Most workplaces haven’t earned long-term trust because:

  • People are burned out and don’t feel heard

  • Growth paths are unclear and uninspiring

  • Culture is all perks but no substance

  • Authenticity isn’t safe

  • The company's vision feels disconnected from reality

What happens when people stay?

When people stay, you stop reinventing the wheel every year. You build real relationships. There's less performing, more creating. More trust, more honesty, and more risk-taking is where the best work lives. Long-term teams know each other's strengths and blind spots. 

People stay when:

  • Their work aligns with what they care about

  • They’re seen as whole humans, not just employees

  • They feel trusted, stretched, and supported

  • They can grow without needing to leave

  • They’re building something that matters

  • Their lives outside of work are valued just as much

But it’s not about locking people in. It’s about creating a culture where people want to stay. Fun fact: the average tenure for a BAM employee today is 4.7 years. That’s significantly longer than the national average for Millennials (2.9 years) and Gen Z (2.3 years). We’re proud of that. But more importantly, we’re proud of why people stay.

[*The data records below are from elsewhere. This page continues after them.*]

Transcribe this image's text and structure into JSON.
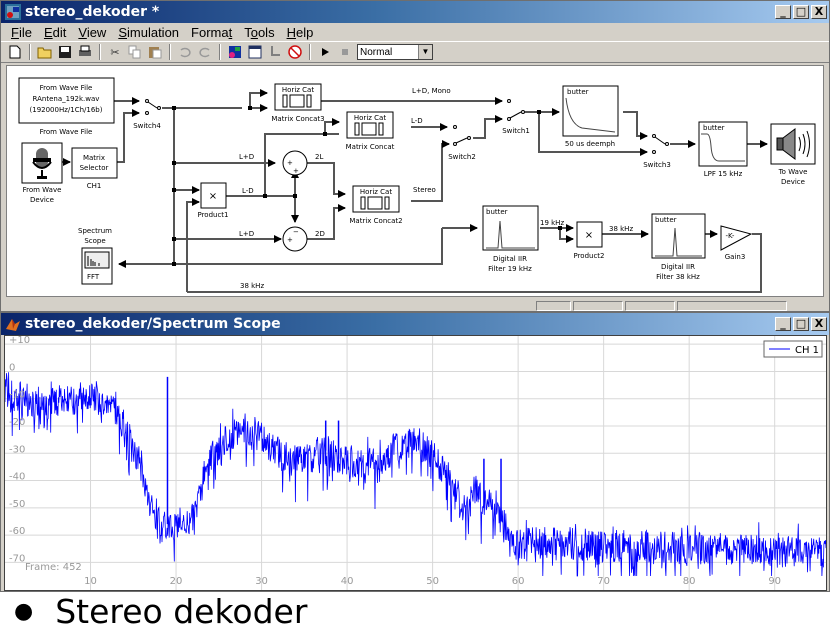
{
  "model_window": {
    "title": "stereo_dekoder *",
    "menu": [
      "File",
      "Edit",
      "View",
      "Simulation",
      "Format",
      "Tools",
      "Help"
    ],
    "menu_underline": [
      "F",
      "E",
      "V",
      "S",
      "t",
      "o",
      "H"
    ],
    "toolbar": {
      "icons": [
        "new-icon",
        "open-icon",
        "save-icon",
        "print-icon",
        "cut-icon",
        "copy-icon",
        "paste-icon",
        "undo-icon",
        "redo-icon",
        "library-browser-icon",
        "model-explorer-icon",
        "update-diagram-icon",
        "debug-icon",
        "start-icon",
        "stop-icon"
      ],
      "sim_mode": "Normal"
    },
    "window_buttons": {
      "minimize": "_",
      "maximize": "□",
      "close": "X"
    },
    "blocks": {
      "from_wave_file": {
        "lines": [
          "From Wave File",
          "RAntena_192k.wav",
          "(192000Hz/1Ch/16b)"
        ],
        "label": "From Wave File"
      },
      "from_wave_device": {
        "label1": "From Wave",
        "label2": "Device"
      },
      "matrix_selector": {
        "lines": [
          "Matrix",
          "Selector"
        ],
        "label": "CH1"
      },
      "switch4": "Switch4",
      "matrix_concat3": {
        "title": "Horiz Cat",
        "label": "Matrix Concat3"
      },
      "matrix_concat": {
        "title": "Horiz Cat",
        "label": "Matrix Concat"
      },
      "matrix_concat2": {
        "title": "Horiz Cat",
        "label": "Matrix Concat2"
      },
      "switch1": "Switch1",
      "switch2": "Switch2",
      "switch3": "Switch3",
      "deemph": {
        "title": "butter",
        "label": "50 us deemph"
      },
      "lpf": {
        "title": "butter",
        "label": "LPF 15 kHz"
      },
      "to_wave_device": {
        "label1": "To Wave",
        "label2": "Device"
      },
      "product1": {
        "symbol": "×",
        "label": "Product1"
      },
      "product2": {
        "symbol": "×",
        "label": "Product2"
      },
      "sum_top": {
        "out": "2L",
        "signs": [
          "+",
          "+"
        ]
      },
      "sum_bottom": {
        "out": "2D",
        "signs": [
          "+",
          "−"
        ]
      },
      "spectrum_scope": {
        "label1": "Spectrum",
        "label2": "Scope",
        "text": "FFT"
      },
      "filter19": {
        "title": "butter",
        "label1": "Digital IIR",
        "label2": "Filter 19 kHz"
      },
      "filter38": {
        "title": "butter",
        "label1": "Digital IIR",
        "label2": "Filter 38 kHz"
      },
      "gain3": {
        "symbol": "-K-",
        "label": "Gain3"
      }
    },
    "signal_labels": {
      "mono": "L+D, Mono",
      "lmd": "L-D",
      "lpd1": "L+D",
      "lmd2": "L-D",
      "lpd2": "L+D",
      "stereo": "Stereo",
      "khz19": "19 kHz",
      "khz38a": "38 kHz",
      "khz38b": "38 kHz"
    }
  },
  "scope_window": {
    "title": "stereo_dekoder/Spectrum Scope",
    "window_buttons": {
      "minimize": "_",
      "maximize": "□",
      "close": "X"
    },
    "frame_label": "Frame: 452",
    "legend": "CH 1",
    "trace_color": "#0000ff"
  },
  "chart_data": {
    "type": "line",
    "title": "",
    "xlabel": "",
    "ylabel": "",
    "xlim": [
      0,
      96
    ],
    "ylim": [
      -75,
      13
    ],
    "xticks": [
      10,
      20,
      30,
      40,
      50,
      60,
      70,
      80,
      90
    ],
    "yticks": [
      10,
      0,
      -10,
      -20,
      -30,
      -40,
      -50,
      -60,
      -70
    ],
    "ytick_labels": [
      "+10",
      "0",
      "-10",
      "-20",
      "-30",
      "-40",
      "-50",
      "-60",
      "-70"
    ],
    "grid": true,
    "legend_position": "top-right",
    "series": [
      {
        "name": "CH 1",
        "color": "#0000ff",
        "envelope_x": [
          0,
          2,
          5,
          8,
          10,
          12,
          14,
          16,
          17,
          18,
          19,
          20,
          21,
          22,
          23,
          24,
          26,
          28,
          30,
          32,
          34,
          36,
          37,
          38,
          39,
          40,
          42,
          44,
          46,
          48,
          50,
          52,
          53,
          54,
          55,
          56,
          57,
          58,
          59,
          60,
          65,
          70,
          75,
          80,
          85,
          90,
          96
        ],
        "envelope_y": [
          -8,
          -10,
          -12,
          -10,
          -9,
          -12,
          -20,
          -35,
          -48,
          -54,
          -56,
          -55,
          -56,
          -54,
          -40,
          -32,
          -24,
          -20,
          -24,
          -30,
          -33,
          -32,
          -28,
          -30,
          -32,
          -33,
          -33,
          -32,
          -28,
          -26,
          -30,
          -40,
          -48,
          -52,
          -42,
          -50,
          -45,
          -55,
          -60,
          -63,
          -63,
          -64,
          -64,
          -65,
          -65,
          -66,
          -66
        ],
        "spikes": [
          {
            "x": 19,
            "y": -2
          },
          {
            "x": 37.5,
            "y": -18
          },
          {
            "x": 39,
            "y": -18
          },
          {
            "x": 56,
            "y": -32
          },
          {
            "x": 58,
            "y": -32
          }
        ],
        "noise_spread_db": 12
      }
    ]
  },
  "slide": {
    "bullet_text": "Stereo dekoder"
  }
}
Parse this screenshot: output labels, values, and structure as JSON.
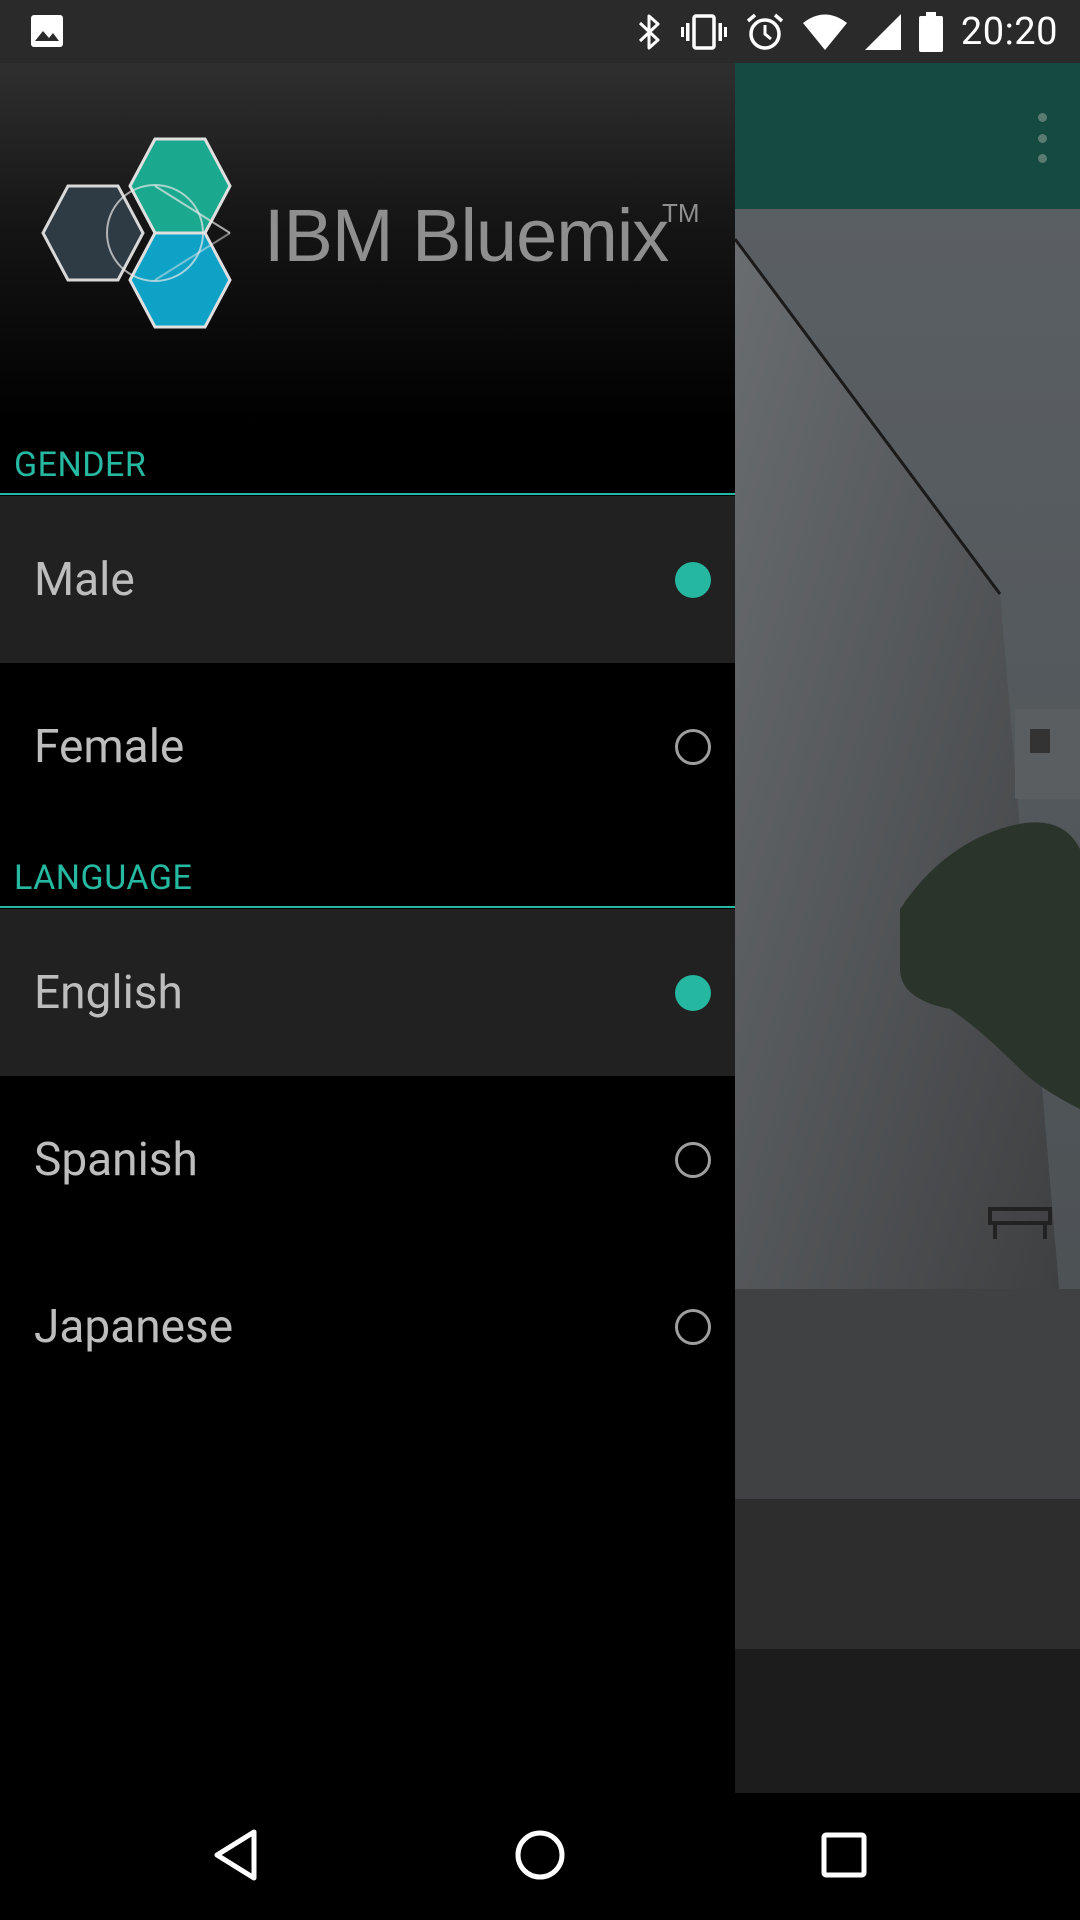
{
  "status_bar": {
    "time": "20:20",
    "icons": [
      "gallery-icon",
      "bluetooth-icon",
      "vibrate-icon",
      "alarm-icon",
      "wifi-icon",
      "signal-icon",
      "battery-icon"
    ]
  },
  "app": {
    "overflow_icon": "more-vert-icon",
    "toolbar_color": "#154a40"
  },
  "drawer": {
    "brand": {
      "name": "IBM Bluemix",
      "trademark": "TM"
    },
    "sections": [
      {
        "title": "GENDER",
        "options": [
          {
            "label": "Male",
            "selected": true
          },
          {
            "label": "Female",
            "selected": false
          }
        ]
      },
      {
        "title": "LANGUAGE",
        "options": [
          {
            "label": "English",
            "selected": true
          },
          {
            "label": "Spanish",
            "selected": false
          },
          {
            "label": "Japanese",
            "selected": false
          }
        ]
      }
    ],
    "accent_color": "#26b7a0"
  },
  "nav_bar": {
    "buttons": [
      "back-icon",
      "home-icon",
      "recents-icon"
    ]
  }
}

What are we doing differently at BAM? 

We’re designing for long-term commitment, not just short-term retention. That means:

Purpose.
Every employee creates a personal purpose statement. It’s a daily reminder to infuse meaning into our work, and to stay connected to what matters most.

Growth.
We don’t rely on annual performance reviews to develop our people. We invest early and often through coaching, peer pods (small collaborative learning groups), and weekly L&D sessions.

Trust.
We make space for real conversations — about what’s working, what’s not, and what’s hard to say. We’re not promising Utopia. We’re promising real work with real people who really care.

Flexibility.
We expect people to ebb and flow through different seasons of life and work. We don’t punish that. We support it proactively and with heart.

A Personal Note

As someone who’s worked across plenty of industries and workplaces, I know how rare it is to find a company worth growing with. That’s what we’re building here. We may not be your forever job, but we just might be your work of a lifetime.